BOISE, Idaho (AP) _ A judge Wednesday threw out Idaho's multimillion-dollar claim against the tobacco industry for money spent treating people with smoking-related illnesses.

Fourth District Judge Daniel Eismann said Idaho failed to prove specific violations of Idaho's Consumer Protection Act, antitrust laws and public nuisance statutes.

``My principal reason for bringing this lawsuit was to stop the tobacco industry from targeting Idaho's children,'' Idaho Attorney General Al Lance said.

``The real issue is whether it is acceptable under Idaho law for out-of-state businesses to persuade Idaho kids to take actions that are both illegal and harmful.''

Eismann's ruling essentially mirrored one by a state judge in Indiana earlier this summer. There, a judge held that Indiana lacked the legal standing to seek reimbursement for treating smoking-related illness costs.

Indiana is appealing that ruling, and Lance said he will do the same in Idaho.

Lance had specifically alleged the industry tried to convince minors to use tobacco in advertising and other promotional campaigns. But Eismann said targeting advertising to any specific market segment was in no way a consumer protection violation, and it would be up to the Legislature to make it one.

In a statement issued from its Winston-Salem, N.C., headquarters, R.J. Reynolds Tobacco Co., one of the defendants in the Idaho case, said Eismann's ruling ``indicates that judges can still view these claims objectively, apply the law properly and not be influenced by the rhetoric directed toward a politically unpopular industry.''

The judge, who last month dismissed from the Idaho case all but the actual tobacco manufacturers, gave the state two weeks to come up with specific allegations that the tobacco companies made false statements in Idaho that nicotine was not addictive.

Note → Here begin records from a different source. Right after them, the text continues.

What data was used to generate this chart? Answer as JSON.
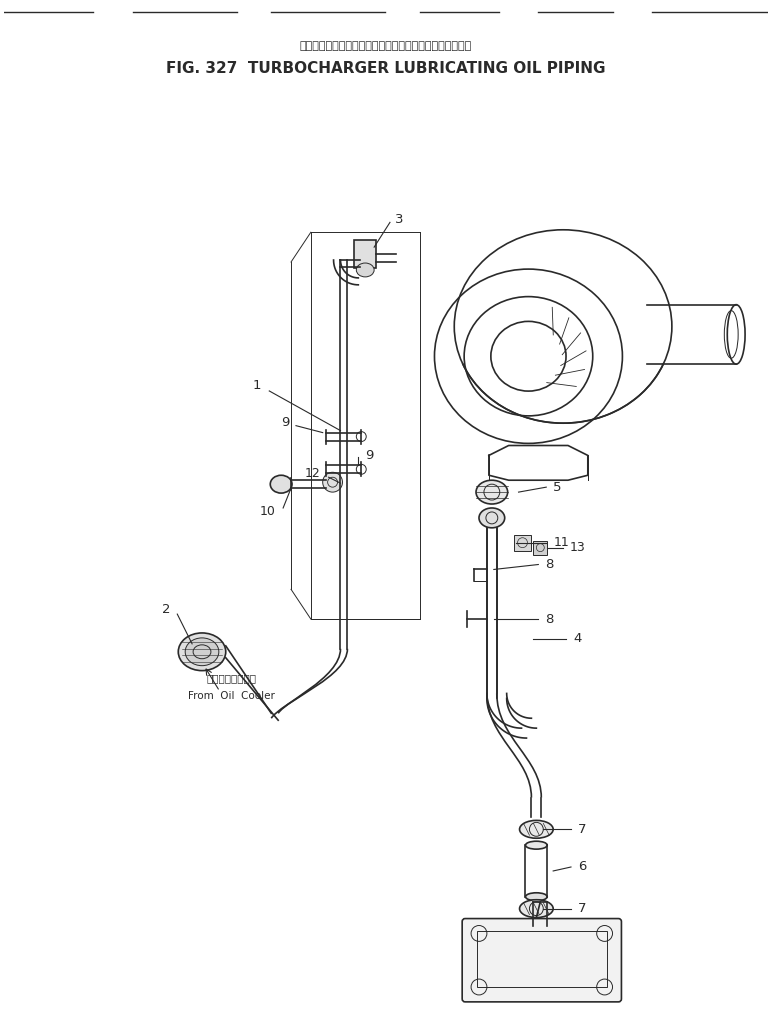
{
  "title_japanese": "ターボチャージャルーブリケーティングオイルパイピング",
  "title_english": "FIG. 327  TURBOCHARGER LUBRICATING OIL PIPING",
  "bg_color": "#ffffff",
  "line_color": "#2a2a2a",
  "fig_width": 7.72,
  "fig_height": 10.11,
  "annotation_jp": "オイルクーラから",
  "annotation_en": "From  Oil  Cooler"
}
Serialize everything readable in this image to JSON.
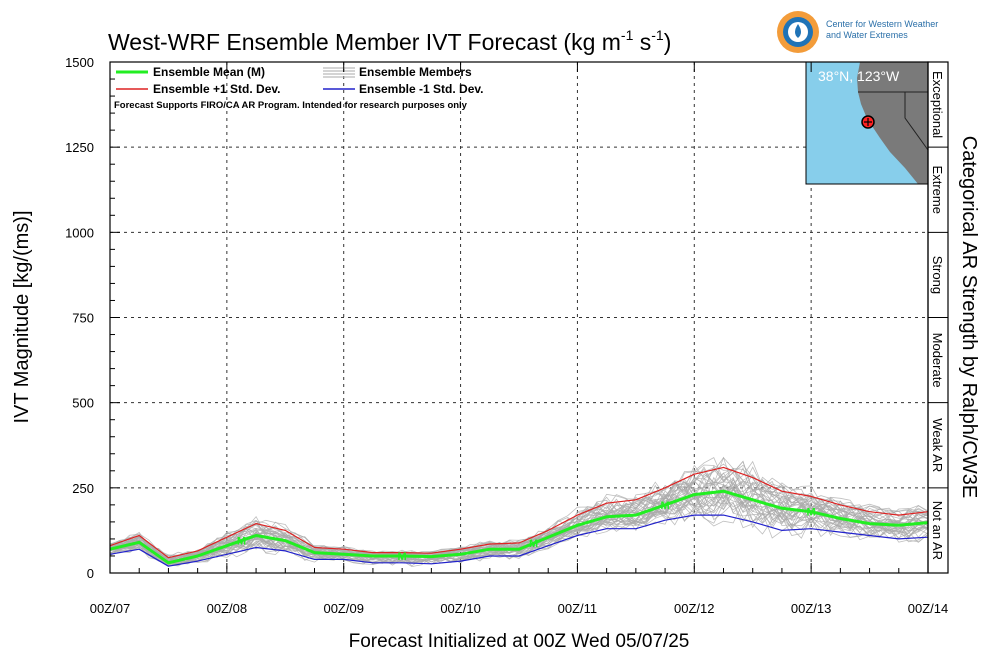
{
  "header": {
    "title": "West-WRF Ensemble Member IVT Forecast (kg m",
    "title_sup1": "-1",
    "title_mid": " s",
    "title_sup2": "-1",
    "title_end": ")",
    "logo_line1": "Center for Western Weather",
    "logo_line2": "and Water Extremes"
  },
  "legend": {
    "mean": "Ensemble Mean (M)",
    "members": "Ensemble Members",
    "plus_sd": "Ensemble +1 Std. Dev.",
    "minus_sd": "Ensemble -1 Std. Dev.",
    "note": "Forecast Supports FIRO/CA AR Program. Intended for research purposes only"
  },
  "map": {
    "label": "38°N, 123°W"
  },
  "categories": {
    "title": "Categorical AR Strength by Ralph/CW3E",
    "bands": [
      {
        "label": "Exceptional",
        "from": 1250,
        "to": 1500
      },
      {
        "label": "Extreme",
        "from": 1000,
        "to": 1250
      },
      {
        "label": "Strong",
        "from": 750,
        "to": 1000
      },
      {
        "label": "Moderate",
        "from": 500,
        "to": 750
      },
      {
        "label": "Weak AR",
        "from": 250,
        "to": 500
      },
      {
        "label": "Not an AR",
        "from": 0,
        "to": 250
      }
    ]
  },
  "colors": {
    "mean": "#22ee22",
    "plus_sd": "#dd2222",
    "minus_sd": "#2222cc",
    "members": "#aaaaaa",
    "map_ocean": "#87ceeb",
    "map_land": "#7a7a7a"
  },
  "chart_data": {
    "type": "line",
    "xlabel": "Forecast Initialized at 00Z Wed 05/07/25",
    "ylabel": "IVT Magnitude [kg/(ms)]",
    "xlim": [
      0,
      168
    ],
    "ylim": [
      0,
      1500
    ],
    "x_ticks": [
      0,
      24,
      48,
      72,
      96,
      120,
      144,
      168
    ],
    "x_tick_labels": [
      "00Z/07",
      "00Z/08",
      "00Z/09",
      "00Z/10",
      "00Z/11",
      "00Z/12",
      "00Z/13",
      "00Z/14"
    ],
    "y_ticks": [
      0,
      250,
      500,
      750,
      1000,
      1250,
      1500
    ],
    "y_tick_labels": [
      "0",
      "250",
      "500",
      "750",
      "1000",
      "1250",
      "1500"
    ],
    "grid": true,
    "x": [
      0,
      6,
      12,
      18,
      24,
      30,
      36,
      42,
      48,
      54,
      60,
      66,
      72,
      78,
      84,
      90,
      96,
      102,
      108,
      114,
      120,
      126,
      132,
      138,
      144,
      150,
      156,
      162,
      168
    ],
    "series": [
      {
        "name": "Ensemble Mean (M)",
        "role": "mean",
        "values": [
          70,
          90,
          30,
          50,
          80,
          110,
          95,
          60,
          55,
          50,
          50,
          48,
          55,
          70,
          70,
          105,
          140,
          165,
          170,
          200,
          230,
          240,
          215,
          190,
          180,
          160,
          145,
          140,
          148
        ]
      },
      {
        "name": "Ensemble +1 Std. Dev.",
        "role": "plus",
        "values": [
          80,
          110,
          45,
          65,
          105,
          145,
          125,
          75,
          70,
          60,
          60,
          58,
          70,
          85,
          88,
          125,
          170,
          205,
          215,
          250,
          290,
          310,
          280,
          240,
          225,
          200,
          180,
          170,
          180
        ]
      },
      {
        "name": "Ensemble -1 Std. Dev.",
        "role": "minus",
        "values": [
          55,
          70,
          20,
          35,
          55,
          75,
          65,
          40,
          40,
          30,
          30,
          27,
          35,
          50,
          50,
          80,
          110,
          130,
          130,
          155,
          170,
          170,
          150,
          125,
          130,
          120,
          110,
          100,
          105
        ]
      }
    ],
    "members_spread": "ensemble members drawn within roughly ±1.5 std. dev. of the mean"
  }
}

But even if the state can meet the legal requirements for specificity in those allegations, Eismann pointed out that it would be limited to only minimum financial recovery and ``would not be entitled to recover the cost of providing medical care to persons allegedly injured by using tobacco products.''

Officials have estimated that the state has been spending $10 million a year on direct treatment of smoking-related illnesses.

The national settlement that the industry reached with state attorneys general but rejected by Congress would have provided Idaho with $480 million over 25 years and an inflation-adjusted $20 million a year after that.

In addition to R.J. Reynolds, the state had sued Brown & Williamson Tobacco Corp., British-American Tobacco Co. Ltd., Philip Morris Inc., American Tobacco Co. Inc., United States Tobacco Co. and Lorillard Tobacco Co. Inc.

Earlier this year, the state settled its claims against an eighth cigarette maker, Liggett & Meyers Inc., for more than $1 million, an admission that cigarettes cause health problems and a limit on advertising.